Oh but our currency features the phrase, "In God we trust." so we must be a Christian nation, right? Wrong. The original currency did not have any mention of God and the original motto was E PLURIBUS UNUM, which means "Of Many, One." The phrase was added after the Civil War, due to pressure from the very vocal religious groups.

But the fact that the words "One nation, under God" appear in our pledge of allegiance must be the proof we need, right? Wrong. Once again, the original pledge written by Francis Bellamy did not include that phrase or any mention of God. It was added in 1954 during the McCarthyism period, due to pressure from religious groups.

Are you seeing a pattern here yet?

Honestly, put aside the evidence I have given you to support my claim and think rationally for a moment. These are people who fled from religious persecution and oppression in another country and witnessed the same oppression occuring in the colonies against groups like the Quakers. Do you actually think that they would make the same mistakes when forming this new nation? The facts are that the most important founders illustrated their support of separation of chuch and state through their words and actions, it was supported by many religious groups and by some of the most prominent religious leaders of the time, such as Isaac Backus, John Leland, etc..

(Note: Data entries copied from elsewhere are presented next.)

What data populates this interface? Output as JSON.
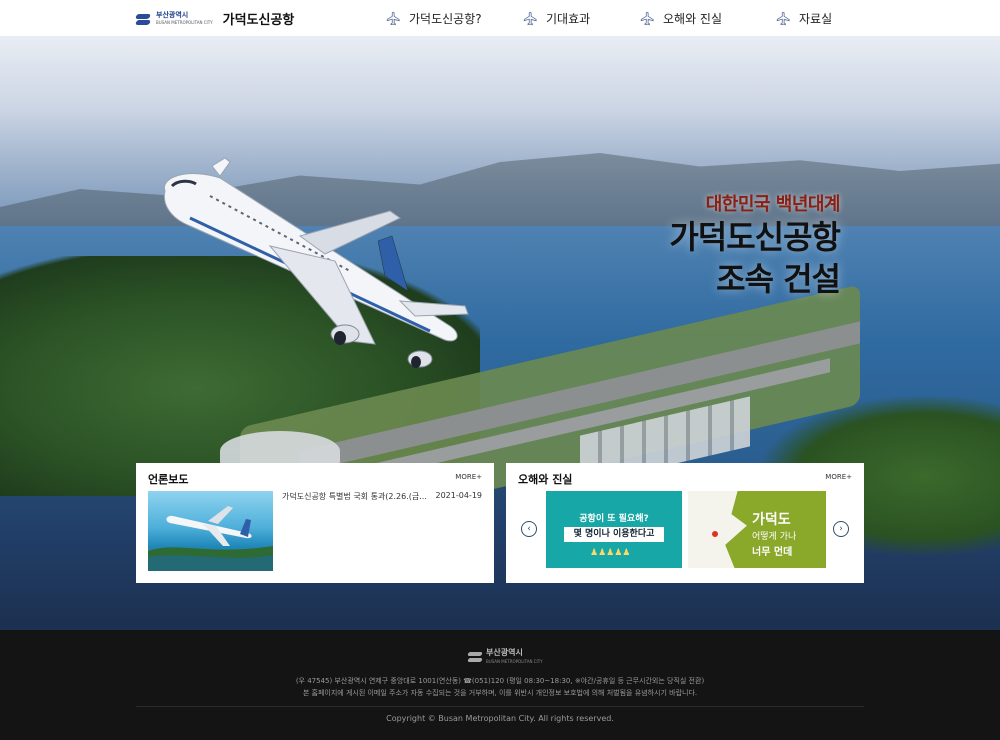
{
  "header": {
    "logo_city": "부산광역시",
    "logo_city_en": "BUSAN METROPOLITAN CITY",
    "site_title": "가덕도신공항",
    "nav": [
      {
        "label": "가덕도신공항?",
        "icon": "airplane-icon"
      },
      {
        "label": "기대효과",
        "icon": "airplane-icon"
      },
      {
        "label": "오해와 진실",
        "icon": "airplane-icon"
      },
      {
        "label": "자료실",
        "icon": "airplane-icon"
      }
    ]
  },
  "hero": {
    "subtitle": "대한민국 백년대계",
    "title_line1": "가덕도신공항",
    "title_line2": "조속 건설"
  },
  "news_panel": {
    "title": "언론보도",
    "more": "MORE+",
    "item": {
      "text": "가덕도신공항 특별법 국회 통과(2.26.(금...",
      "date": "2021-04-19"
    }
  },
  "myth_panel": {
    "title": "오해와 진실",
    "more": "MORE+",
    "prev": "‹",
    "next": "›",
    "card1": {
      "line1": "공항이 또 필요해?",
      "line2": "몇 명이나 이용한다고",
      "people": "♟♟♟♟♟"
    },
    "card2": {
      "line1": "가덕도",
      "line2": "어떻게 가나",
      "line3": "너무 먼데"
    }
  },
  "footer": {
    "city": "부산광역시",
    "city_en": "BUSAN METROPOLITAN CITY",
    "address": "(우 47545) 부산광역시 연제구 중앙대로 1001(연산동) ☎(051)120 (평일 08:30~18:30, ※야간/공휴일 등 근무시간외는 당직실 전환)",
    "notice": "본 홈페이지에 게시된 이메일 주소가 자동 수집되는 것을 거부하며, 이를 위반시 개인정보 보호법에 의해 처벌됨을 유념하시기 바랍니다.",
    "copyright": "Copyright © Busan Metropolitan City. All rights reserved."
  },
  "colors": {
    "subtitle_red": "#8a1f14",
    "teal_card": "#17a7a6",
    "green_card": "#8aa82a",
    "footer_bg": "#141414"
  }
}
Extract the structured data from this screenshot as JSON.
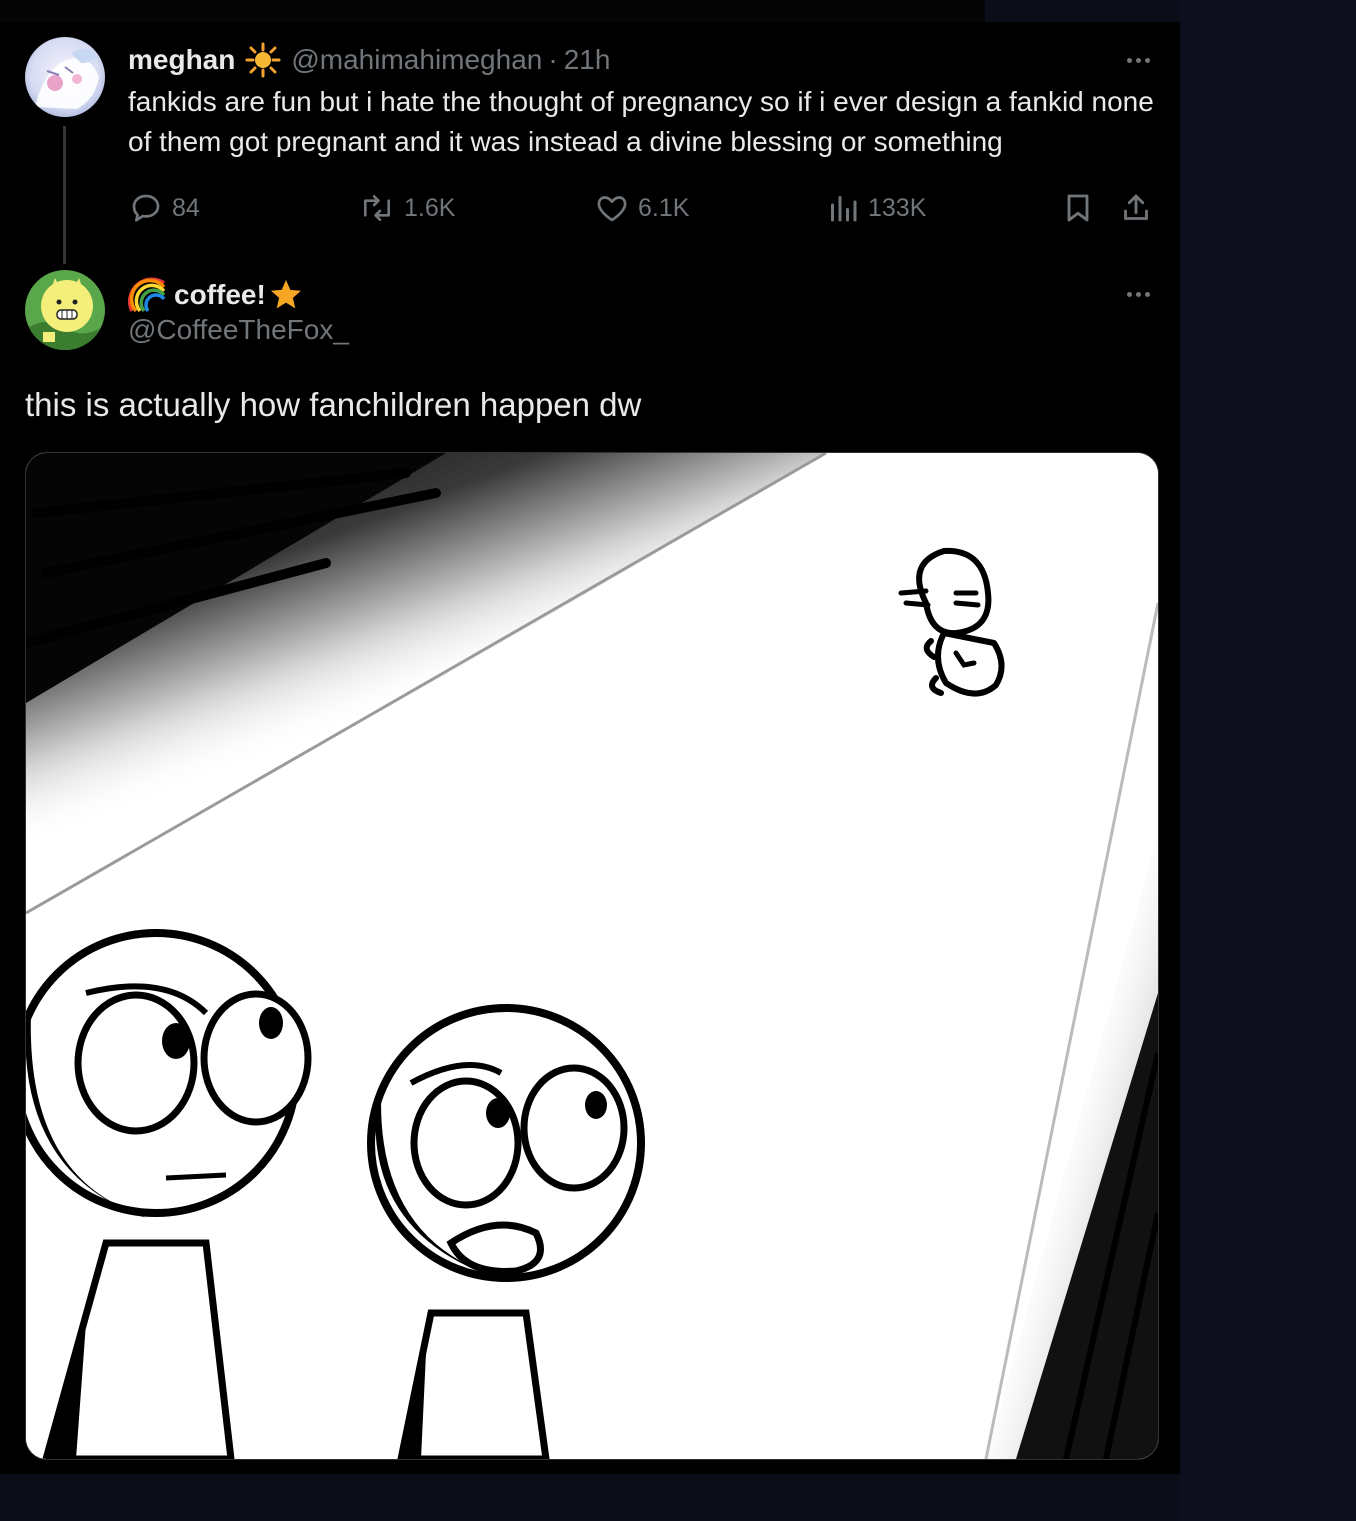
{
  "reply_parent": {
    "display_name": "meghan",
    "name_badge_emoji": "☀",
    "handle": "@mahimahimeghan",
    "separator": "·",
    "time": "21h",
    "text": "fankids are fun but i hate the thought of pregnancy so if i ever design a fankid none of them got pregnant and it was instead a divine blessing or something",
    "stats": {
      "replies": "84",
      "reposts": "1.6K",
      "likes": "6.1K",
      "views": "133K"
    },
    "icons": [
      "reply-icon",
      "repost-icon",
      "like-icon",
      "views-icon",
      "bookmark-icon",
      "share-icon",
      "more-icon"
    ]
  },
  "main_tweet": {
    "name_prefix_emoji": "🌈",
    "display_name": "coffee!",
    "name_suffix_emoji": "★",
    "handle": "@CoffeeTheFox_",
    "text": "this is actually how fanchildren happen dw",
    "media": "comic drawing: two round-headed characters looking up at a small baby figure descending in a beam of light"
  },
  "colors": {
    "page_bg": "#0b0d18",
    "feed_bg": "#000000",
    "text_primary": "#e7e9ea",
    "text_secondary": "#71767b",
    "sun_badge": "#f4a22b",
    "star_badge": "#f6a623"
  }
}
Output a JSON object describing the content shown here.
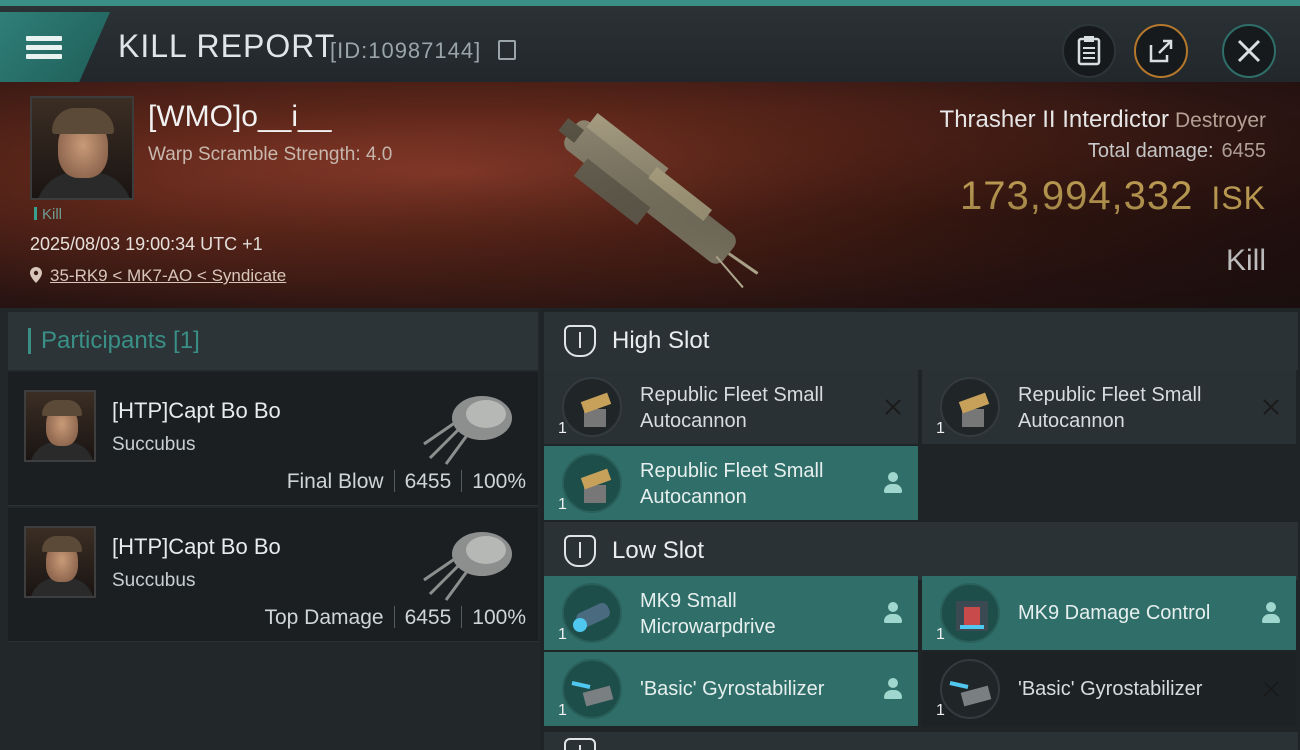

Bonus Question: But freedom of religion doesn't mean freedom from religion, right? Wrong. If you are going to implement any laws based on religious beliefs then it must obviously come from a specific religion. Therefore, you are violating the 1st amendment by attempting to turn the views from your religion into actual laws. Since we can't do that then there is your freedom from religion. Freedom of religion IS freedom from religion as well. It is simple logic.